Time’s Up slams lack of Black voters for Golden Globes, calls for reforms
Days before Sunday’s Golden Globes telecast, in the wake of a Times investigation that highlighted ethical lapses and the lack of any Black members in the voting body that hands out the awards, Time’s Up on Friday joined those calling for further reforms to the Hollywood Foreign Press Assn.
A number of prominent figures in Hollywood, including “Selma” director Ava DuVernay, TV producer Shonda Rhimes, comedian Amy Schumer, actresses Jurnee Smollett and Kerry Washington and director J.J. Abrams, shared the hashtag #TimesUpGlobes on social media along with an image noting that the HFPA, the group of international journalists that doles out the Globes, has “not a single Black member out of 87.”
“Old news. New energy,” DuVernay wrote, while Rhimes and others wrote, “A cosmetic fix is not enough.”
“So many crazy things about the @goldenglobes and the Hollywood Foreign press,” tweeted director Judd Apatow, sharing the hashtag, “but this is awful.”
Sterling K. Brown, a Golden Globe winner for NBC’s “This Is Us,” shared a lengthy statement on Instagram noting that his Globes victory was a “dream come true” but also taking the organization to task. “87 people wield a tremendous amount of power,” Brown wrote. “For any governing body of a current Hollywood award show to have such a lack of voting representation illustrates a level of irresponsibility that should not be ignored.”
After the Times investigation and mounting criticism in Hollywood, how will the HFPA and the Golden Globes move forward?
Speaking to The Times on Friday, Schumer — a one-time Globe nominee for the comedy “Trainwreck” and a member of the global board of directors of Time’s Up — said: “There’s really sweet people in the HFPA, but the way they nominate and vote is embarrassing. I very much stand with my sisters of color in calling them out. The HFPA has said it’s making some attempt to change things, but what does that mean? Will they add one Black person? It’s embarrassing.”
Though the HFPA has a number of people of color in its ranks, the spotlight on the lack of Black members in the group further fueled criticism of this year’s Globes nominations, which didn’t include any of the year’s Black-led awards contenders, such as “Da 5 Bloods,” “Ma Rainey’s Black Bottom,” “Judas and the Black Messiah” and “One Night in Miami,” in the finalists for best picture.
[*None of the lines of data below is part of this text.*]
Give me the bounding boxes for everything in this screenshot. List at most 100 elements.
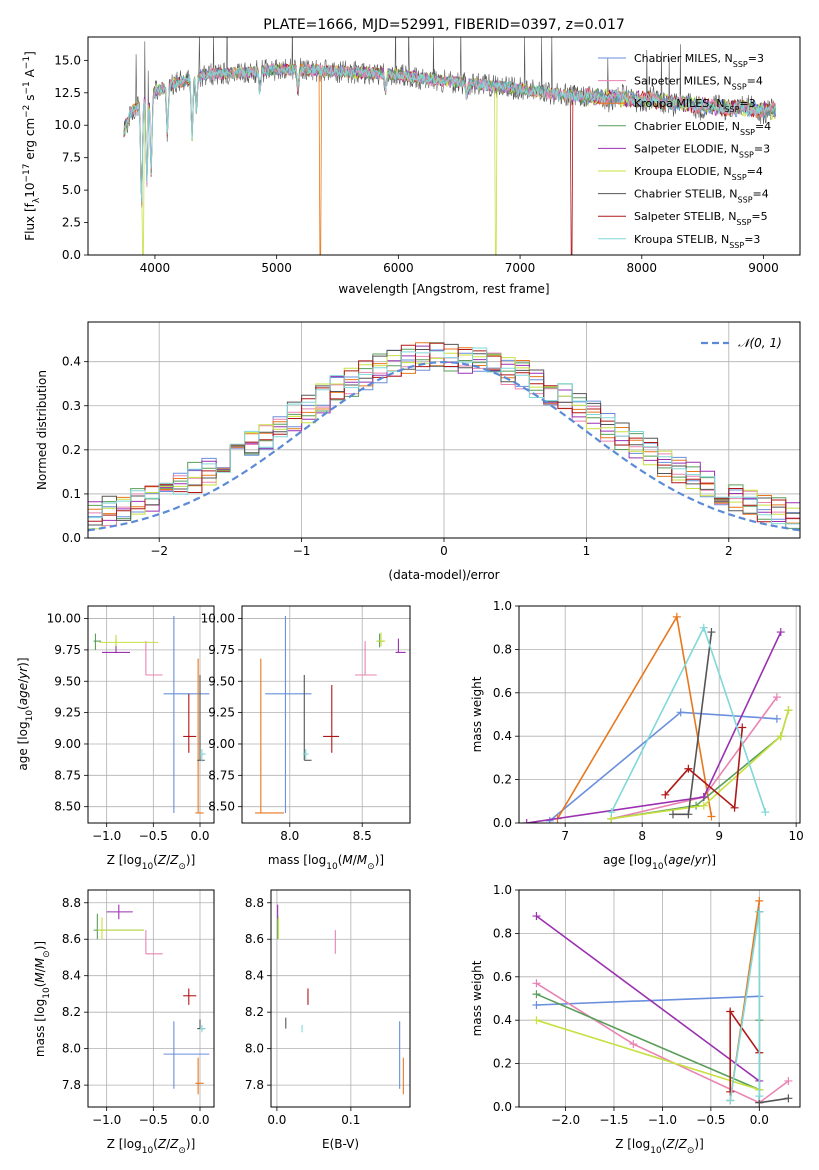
label-part: M [33,957,47,968]
y-tick-label: 8.75 [54,768,81,782]
data-point [672,612,681,621]
data-point [707,812,716,821]
y-tick-label: 8.0 [245,1042,264,1056]
data-point [532,1016,541,1025]
x-tick-label: 0.0 [190,1113,209,1127]
legend-label-n: =5 [751,210,767,223]
label-part: age [16,683,30,705]
y-tick-label: 0.0 [493,816,512,830]
panels: 4000 5000 6000 7000 8000 90000.02.55.07.510.0… [16,36,804,1156]
x-tick-label: −0.5 [139,1113,168,1127]
label-part: )] [16,657,30,666]
y-tick-label: 0.2 [62,443,81,457]
x-tick-label: −2.0 [551,1113,580,1127]
label-part: ( [662,1137,667,1151]
x-tick-label: 2 [725,544,733,558]
label-part: Z [log [107,1137,142,1151]
y-tick-label: 9.25 [54,706,81,720]
label-part: )] [375,853,384,867]
label-part: )] [694,1137,703,1151]
label-part: / [691,853,696,867]
data-point [784,1094,793,1103]
y-tick-label: 0.8 [493,642,512,656]
plot-area [519,890,800,1107]
label-part: / [166,853,171,867]
data-point [726,1087,735,1096]
label-part: / [353,853,358,867]
y-tick-label: 8.4 [245,969,264,983]
spectrum-line-kroupa-elodie [123,63,776,255]
data-point [522,819,531,823]
label-part: 10 [25,710,35,722]
label-part: Z [157,1137,167,1151]
axes-frame [87,36,801,256]
x-tick-label: 1 [583,544,591,558]
label-part: −1 [22,81,32,94]
x-tick-label: 9 [715,829,723,843]
data-point [607,808,616,817]
legend-label-sub: SSP [733,60,748,69]
spectrum-line-kroupa-stelib [123,64,777,203]
legend-label-main: Salpeter STELIB, N [634,210,736,223]
plot-area [88,890,214,1107]
x-axis-label: (data-model)/error [388,568,499,582]
label-part: Flux [f [23,202,37,240]
data-point [761,808,770,817]
y-tick-label: 8.50 [54,800,81,814]
data-point [726,1007,735,1016]
x-axis-label: Z [log10(Z/Z⊙)] [615,1137,704,1156]
series-line-chabrier-miles [536,995,760,1006]
panel-age_vs_mass: 8.0 8.5 8.50 8.75 9.00 9.25 9.50 9.75 10.00 mass … [201,605,411,872]
legend-label-main: Chabrier ELODIE, N [634,120,740,133]
label-part: ( [664,853,669,867]
label-part: yr [16,666,30,680]
x-tick-label: −2 [150,544,168,558]
label-part: 10 [326,862,338,872]
label-part: ( [16,705,30,710]
panel-mass_vs_Z: −1.0 −0.5 0.07.88.08.28.48.68.8Z [log10(Z/… [33,889,215,1156]
label-part: ⊙ [687,1146,695,1156]
y-tick-label: 8.4 [62,969,81,983]
label-part: ⊙ [367,862,375,872]
y-tick-label: 7.8 [245,1078,264,1092]
plot-area [242,606,410,823]
label-part: A [23,68,37,81]
y-tick-label: 0.4 [493,1013,512,1027]
x-tick-label: 0.0 [190,829,209,843]
legend-label-main: Salpeter MILES, N [634,75,732,88]
label-part: M [342,853,353,867]
label-part: / [16,678,30,683]
data-point [699,792,708,801]
y-tick-label: 9.50 [54,674,81,688]
y-tick-label: 10.0 [54,118,81,132]
legend-label: Kroupa ELODIE, NSSP=4 [634,165,763,182]
data-point [726,1096,735,1105]
series-line-kroupa-elodie [611,709,790,820]
plot-area [123,37,777,255]
y-axis-label: mass weight [470,676,484,752]
histogram-kroupa-stelib [88,347,800,525]
data-point [755,907,764,916]
y-tick-label: 0.0 [62,531,81,545]
series-line-kroupa-elodie [536,1019,760,1091]
legend-label-main: Kroupa STELIB, N [634,233,729,246]
axes-frame [241,605,411,824]
x-tick-label: 10 [789,829,804,843]
data-point [532,979,541,988]
spectrum-line-salpeter-stelib [123,63,777,255]
label-part: 10 [652,862,664,872]
data-point [699,801,708,810]
y-axis-label: Flux [fλ10−17 erg cm−2 s−1 A−1] [22,51,42,241]
legend-label: Kroupa MILES, NSSP=3 [634,97,756,114]
data-point [629,1040,638,1049]
axes-frame [270,889,411,1108]
legend-label-sub: SSP [736,218,751,227]
y-tick-label: 9.25 [208,706,235,720]
data-point [532,912,541,921]
legend-label: Salpeter STELIB, NSSP=5 [634,210,768,227]
legend-label-sub: SSP [729,240,744,249]
label-part: Z [678,1137,688,1151]
y-tick-label: 10.00 [201,612,235,626]
label-part: λ [32,197,42,203]
legend-label-n: =3 [739,97,755,110]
The #TimesUpGlobes campaign follows days of widespread controversy on social media and within Hollywood over the fact that the group behind one of the industry’s most important awards has no Black members.
In a statement to The Times on Thursday, an HFPA representative said the group was determined to recruit Black members to the organization.
“We are fully committed to ensuring our membership is reflective of the communities around the world who love film, tv and the artists inspiring and educating them,” the statement said. “We understand that we need to bring in Black members, as well as members from other underrepresented backgrounds, and we will immediately work to implement an action plan to achieve these goals as soon as possible.”
A Times investigation finds that the nonprofit HFPA regularly issues substantial payments to its members in ways that some experts say could skirt IRS guidelines.
After the Time’s Up tweets began to post, the HFPA statement was reposted to the official Golden Globe Awards Twitter account.
In an interview with Variety, former HFPA President Meher Tatna expressed some of her own frustrations as a woman of color in the group.
“The search [for international Black journalists] has not been easy,” Tatna said, “but that doesn’t mean we will give up.” Tatna said the group has not had a Black member in the years since she joined in 2002, and she could not recall the name of any previous Black member.
It is still unclear to what extent the controversy that has swirled around the membership and ethics of the HFPA since The Times’ investigation will affect Sunday’s telecast. The HFPA has said the ethics allegations are unproven and “simply repeat old tropes” about the organization.
The organization said the perception that many members are not serious journalists is “outdated and unfair” and that it is committed to addressing the lack of Black members.
A number of signatories to the original Time’s Up declaration that launched the movement in 2018 are set to take the stage or participate in the virtual Globes ceremony, including Amy Poehler, who is co-hosting with Tina Fey, as well as nominees such as Viola Davis, Regina King and Nicole Kidman and presenters such as Margot Robbie, Salma Hayek and Cynthia Erivo. Jane Fonda, who is set to receive the Cecil B. DeMille Award, is also an original Time’s Up signatory.
The launch of Time’s Up came in the lead-up to the 2018 Globes, with nearly every woman in attendance at that year’s event wearing black gowns to call attention to the burgeoning #MeToo movement. Asked about any further steps or statement the group might make to push for reforms to the Globes voting body, a Time’s Up representative referred The Times to the HFPA.
As the Time’s Up protest gained momentum, the organization announced via Instagram that it plans to address the issue during Sunday’s show.
Separately, a representative for the HFPA told The Times that the group welcomes the opportunity to meet with Time’s Up and with any prospective Black members interested in joining.
Times staff writer Amy Kaufman contributed to this report.